Con el sello, la voz y la memoria de Hugo Guerrero
Dicen los sabios que los pueblos se reconocen no solo por sus calles, ni por sus parques, sino por esas frases que se escapan entre un guagüero en apuro, un panadero en rebeldía, o un borrachón filosófico que encuentra inspiración en una esquina cualquiera. Y La Romana, ¡ay mi madre!, si algo tiene es lengua propia y memoria colectiva. Vamos a recordar:
1. El pastelero rebelde.
Aquella vez que los cascos blancos quisieron apagar la huelga del 63, lo que quedó para la historia no fue el pliego de demandas del sindicato, ¡no señor!, sino el grito sabroso del pastelero del barrio: “¡Oye mira, llegaron ellos, rellenitos de carne y huevo!”. Y así, una revolución que pudo quedar en los libros de historia terminó convertida en receta popular.
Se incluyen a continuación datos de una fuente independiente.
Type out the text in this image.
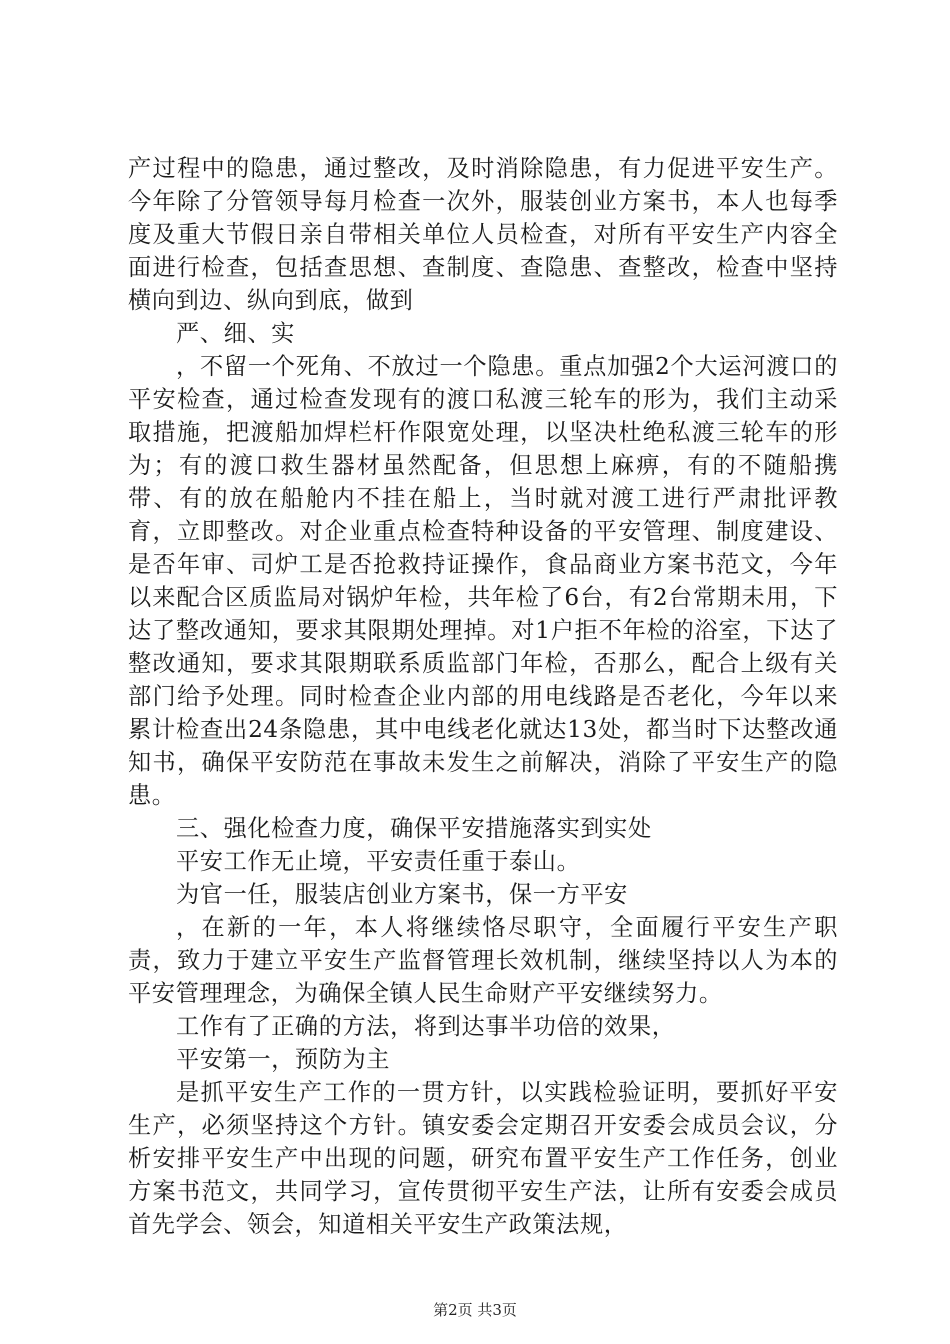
产过程中的隐患，通过整改，及时消除隐患，有力促进平安生产。今年除了分管领导每月检查一次外，服装创业方案书，本人也每季度及重大节假日亲自带相关单位人员检查，对所有平安生产内容全面进行检查，包括查思想、查制度、查隐患、查整改，检查中坚持横向到边、纵向到底，做到

严、细、实

，不留一个死角、不放过一个隐患。重点加强2个大运河渡口的平安检查，通过检查发现有的渡口私渡三轮车的形为，我们主动采取措施，把渡船加焊栏杆作限宽处理，以坚决杜绝私渡三轮车的形为；有的渡口救生器材虽然配备，但思想上麻痹，有的不随船携带、有的放在船舱内不挂在船上，当时就对渡工进行严肃批评教育，立即整改。对企业重点检查特种设备的平安管理、制度建设、是否年审、司炉工是否抢救持证操作，食品商业方案书范文，今年以来配合区质监局对锅炉年检，共年检了6台，有2台常期未用，下达了整改通知，要求其限期处理掉。对1户拒不年检的浴室，下达了整改通知，要求其限期联系质监部门年检，否那么，配合上级有关部门给予处理。同时检查企业内部的用电线路是否老化，今年以来累计检查出24条隐患，其中电线老化就达13处，都当时下达整改通知书，确保平安防范在事故未发生之前解决，消除了平安生产的隐患。

三、强化检查力度，确保平安措施落实到实处

平安工作无止境，平安责任重于泰山。

为官一任，服装店创业方案书，保一方平安

，在新的一年，本人将继续恪尽职守，全面履行平安生产职责，致力于建立平安生产监督管理长效机制，继续坚持以人为本的平安管理理念，为确保全镇人民生命财产平安继续努力。

工作有了正确的方法，将到达事半功倍的效果，

平安第一，预防为主

是抓平安生产工作的一贯方针，以实践检验证明，要抓好平安生产，必须坚持这个方针。镇安委会定期召开安委会成员会议，分析安排平安生产中出现的问题，研究布置平安生产工作任务，创业方案书范文，共同学习，宣传贯彻平安生产法，让所有安委会成员首先学会、领会，知道相关平安生产政策法规，

第2页 共3页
2. Norberto… ¿me entendiste?
El compadre Martín La B monopolizó la esquina de La Voz de La Romana. No había discusión, pleito o chisme que no terminara con ese sello verbal: “me entendiste”. Al punto que, si algo no se entendía, era porque no había pasado en La Romana.
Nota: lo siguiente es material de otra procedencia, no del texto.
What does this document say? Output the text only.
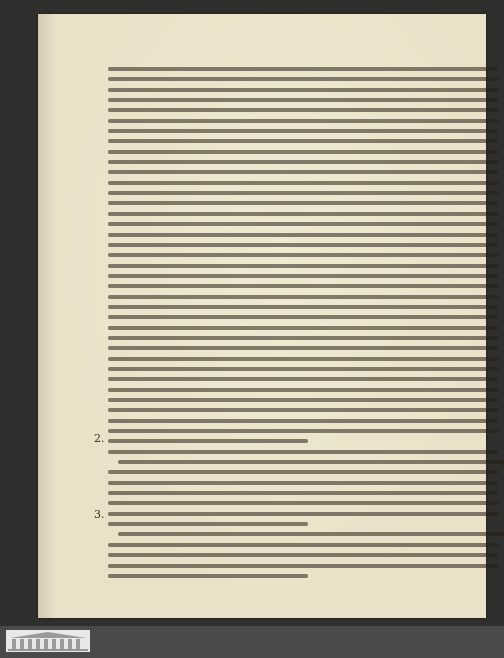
2.
3.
3. Macorí, macorí, macorí a medio pai
De Bienvito Berrelle no quedó el sonido del motor de la guagua, sino su estribillo eterno. Y en las curvas del 14, los pasajeros sabían que no manejaba un chofer, sino un animador de juego olímpico. “¡Acuéstala Livino!” decía, y medio pueblo se agarraba del asiento, sabiendo que llegaban entero a San Pedro solo por milagro, o por costumbre.
4. La tabla es mía
En 1971, cuando Motorama convirtió el Parque Duarte en escenario de circo, emergió un mito que nadie olvidó: Mr. Arthur The Table. Entre saltos, pitos y humo de gasolina, se escuchó fuerte y claro: “¡La tabla es mía, dejenmela!”. Hoy es empresario y hombre de finanzas, pero para la memoria romanense siempre será el artista de la tablita rebelde.
5. Flor del Este
Y llegó Marañao, con su voz quebrada pero firme, a ponerle estampa poética a la ciudad: “El pueblo más joven del Este es éste…”. Palabras que adornaron la campaña de Barceló y que todavía resuenan como un brindis de ron bien servido: no solo era un slogan, era identidad.
Epílogo
Con razón decía Hugo Guerrero, el locutor insigne, que un pueblo sin anécdotas es como una emisora sin micrófono: no se escucha.
La Romana sigue sonando porque su gente convirtió lo cotidiano en refranes eternos. Entre panes de huelga, guaguas desbocadas, compadres benditos y tablas rebeldes, aprendimos a reírnos de todo, incluso de nosotros mismos.
Y eso, queridos romanenses, es la cultura viva: memoria popular en estéreo, con mucho tumbao, ¿me entendiste?